In February, I went from Lima, Peru to Iquitos, Peru in the upper Amazon and then upriver from there. This is the area that famously floods 30′ during the rainy season. The plants in the picture are standing in 15′ feet of water. I’m in a boat. The forest didn’t seem very tall because there was so much water.
Naturally I noticed the morning glories. I don’t have a definite identification of this plant. The Amazon has 100s of species of plants, including several viny morning glories with white to purple flowers. No one on the ship had a book with a complete list. I am still hunting for a reference that might allow me to make a guess at its name. Identifying the morning glory is an unfinished project.

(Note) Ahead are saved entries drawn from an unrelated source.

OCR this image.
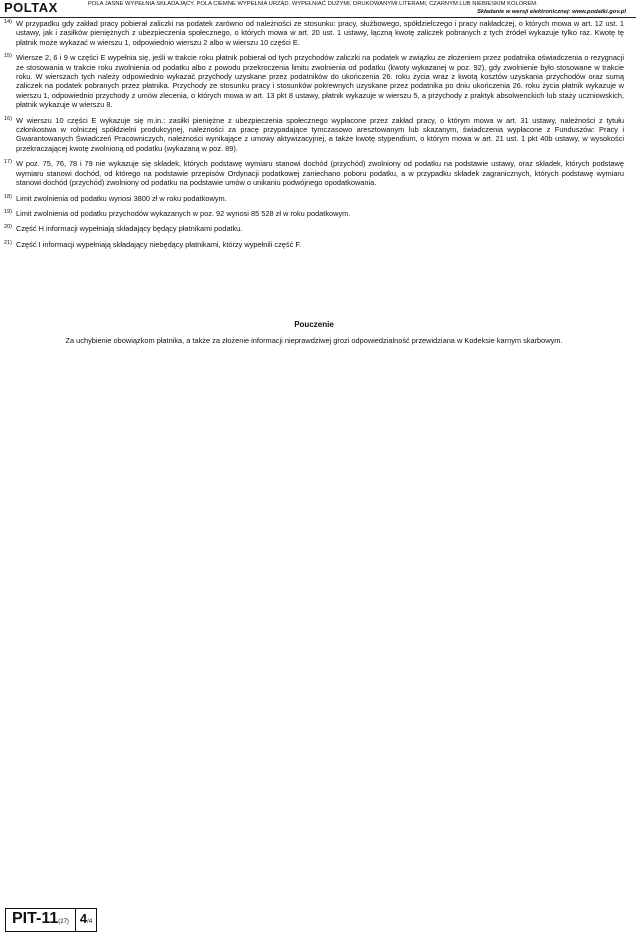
POLTAX	POLA JASNE WYPEŁNIA SKŁADAJĄCY. POLA CIEMNE WYPEŁNIA URZĄD. WYPEŁNIAĆ DUŻYMI, DRUKOWANYMI LITERAMI, CZARNYM LUB NIEBIESKIM KOLOREM.
Składanie w wersji elektronicznej: www.podatki.gov.pl
14) W przypadku gdy zakład pracy pobierał zaliczki na podatek zarówno od należności ze stosunku: pracy, służbowego, spółdzielczego i pracy nakładczej, o których mowa w art. 12 ust. 1 ustawy, jak i zasiłków pieniężnych z ubezpieczenia społecznego, o których mowa w art. 20 ust. 1 ustawy, łączną kwotę zaliczek pobranych z tych źródeł wykazuje tylko raz. Kwotę tę płatnik może wykazać w wierszu 1, odpowiednio wierszu 2 albo w wierszu 10 części E.
15) Wiersze 2, 6 i 9 w części E wypełnia się, jeśli w trakcie roku płatnik pobierał od tych przychodów zaliczki na podatek w związku ze złożeniem przez podatnika oświadczenia o rezygnacji ze stosowania w trakcie roku zwolnienia od podatku albo z powodu przekroczenia limitu zwolnienia od podatku (kwoty wykazanej w poz. 92), gdy zwolnienie było stosowane w trakcie roku. W wierszach tych należy odpowiednio wykazać przychody uzyskane przez podatników do ukończenia 26. roku życia wraz z kwotą kosztów uzyskania przychodów oraz sumą zaliczek na podatek pobranych przez płatnika. Przychody ze stosunku pracy i stosunków pokrewnych uzyskane przez podatnika po dniu ukończenia 26. roku życia płatnik wykazuje w wierszu 1, odpowiednio przychody z umów zlecenia, o których mowa w art. 13 pkt 8 ustawy, płatnik wykazuje w wierszu 5, a przychody z praktyk absolwenckich lub staży uczniowskich, płatnik wykazuje w wierszu 8.
16) W wierszu 10 części E wykazuje się m.in.: zasiłki pieniężne z ubezpieczenia społecznego wypłacone przez zakład pracy, o którym mowa w art. 31 ustawy, należności z tytułu członkostwa w rolniczej spółdzielni produkcyjnej, należności za pracę przypadające tymczasowo aresztowanym lub skazanym, świadczenia wypłacone z Funduszów: Pracy i Gwarantowanych Świadczeń Pracowniczych, należności wynikające z umowy aktywizacyjnej, a także kwotę stypendium, o którym mowa w art. 21 ust. 1 pkt 40b ustawy, w wysokości przekraczającej kwotę zwolnioną od podatku (wykazaną w poz. 89).
17) W poz. 75, 76, 78 i 79 nie wykazuje się składek, których podstawę wymiaru stanowi dochód (przychód) zwolniony od podatku na podstawie ustawy, oraz składek, których podstawę wymiaru stanowi dochód, od którego na podstawie przepisów Ordynacji podatkowej zaniechano poboru podatku, a w przypadku składek zagranicznych, których podstawę wymiaru stanowi dochód (przychód) zwolniony od podatku na podstawie umów o unikaniu podwójnego opodatkowania.
18) Limit zwolnienia od podatku wynosi 3800 zł w roku podatkowym.
19) Limit zwolnienia od podatku przychodów wykazanych w poz. 92 wynosi 85 528 zł w roku podatkowym.
20) Część H informacji wypełniają składający będący płatnikami podatku.
21) Część I informacji wypełniają składający niebędący płatnikami, którzy wypełnili część F.
Pouczenie
Za uchybienie obowiązkom płatnika, a także za złożenie informacji nieprawdziwej grozi odpowiedzialność przewidziana w Kodeksie karnym skarbowym.
PIT-11(27) 4/4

morning glory, Amazon basin, Peru
I was puzzled that these morning glories apparently had many feet of stem under water. That would drown most plants (with limited oxygen for their tissues, the cells suffocate). The root of the bush morning glory certainly couldn’t take it–that plant is confined to well-drained soils which don’t run out of oxygen below ground.
Furthermore, some of these morning glories had ripe seeds, but the soil was deep underwater. There was no place for seeds to land on and germinate. I postulated that the seeds must float to the banks of the rivers–despite the rivers having risen 15 feet, there were some high spots that were not flooded–and lodge on mud flats there.
For my theory to work, the seeds had to float for quite a while. To check that, I got a water glass and set a handful of seeds in it. Four sank but four floated for the remaining four days of the tour. At the end of the tour, I needed to throw them out. My plan was to throw them into shallower water, hoping they’d survive. When I looked closely, I was very surprised to find one had germinated. That’s the seed that looks like a “T”, the base of the T is its new root reaching out. No need to wait for that mudflat. Like other plants of upper Amazon, they are adapted to the annual floods.
|morning glory seeds: the one that looks like a nail
has germinated while floating
Not only are morning glories pretty, they are diverse and adaptable!